JOSÉ M. SANZ. BRUSELAS.
Venía precedida por una fama de obstinado euroescepticismo, pero la crisis provocada por el corte del suministro de gas ruso está brindando a la República Checa la ocasión de probar que puede y quiere pilotar Europa.
El Gobierno checo es consciente de que en el conflicto del gas ruso se juega ante sus socios de la UE el éxito o fracaso de su presidencia europea recién estrenada. El primer ministro, Mirek Topolánek, no dudó en tomar las riendas de la negociación con el objetivo de arrancar un acuerdo por escrito que permita restablecer cuanto antes el suministro de gas ruso a centenares de miles de europeos que se han quedado sin combustible en el peor invierno de la década. En un peregrinaje diplomático que recuerda al de su predecesor en el cargo, Nicolas Sarkozy, durante la invasión rusa de Georgia, Topolánek va y viene en estos momentos entre Kiev y Moscú tratando de poner a las dos partes de acuerdo sobre el despliegue de observadores que verifiquen a uno y otro lado de las fronteras si el gas que Rusia dice enviar a Europa a través de Ucrania sale o no de este país.
Situación desesperada
Aunque esta vez no se trata de parar una guerra, es tan desesperada la situación en algunos estados del Este y de los Balcanes que el plazo para encontrar una solución política se cuenta ya por horas y no por días. En esta misión, las autoridades checas están dando muestras de voluntarismo.

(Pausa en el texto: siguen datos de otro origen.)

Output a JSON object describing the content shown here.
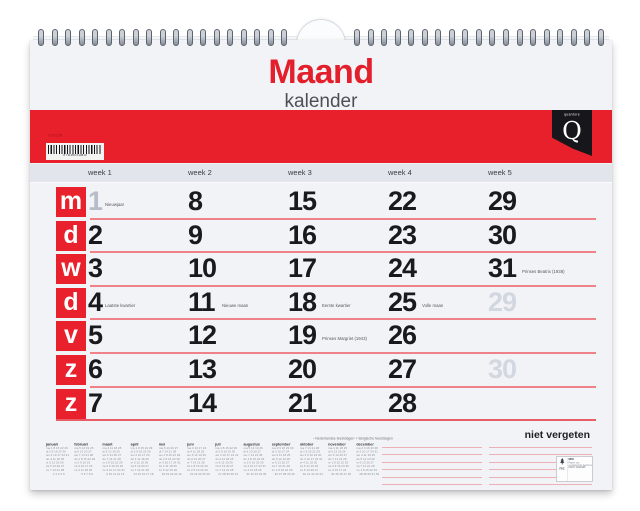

"Nuestro pasado de dependencia energética y nuestra larga permanencia en el bloque del Este nos hace comprender muy bien el problema y podemos ser un actor muy activo y eficiente", declaraba el primer ministro checo. Su ministro de Asuntos Exteriores, Karel Schwarzenberg, manifestaba: "Somos uno de los países en el mundo que mejor conoce a Rusia". La afirmación es cierta, pero también es uno de los países de la ´nueva Europa´ que más ha enojado a Rusia. El fervoroso americanismo del gobierno checo, que se ha traducido ya en un acuerdo con Washington para desplegar elementos del escudo antimisiles de EEUU en el país, es considerado en Moscú casi una provocación.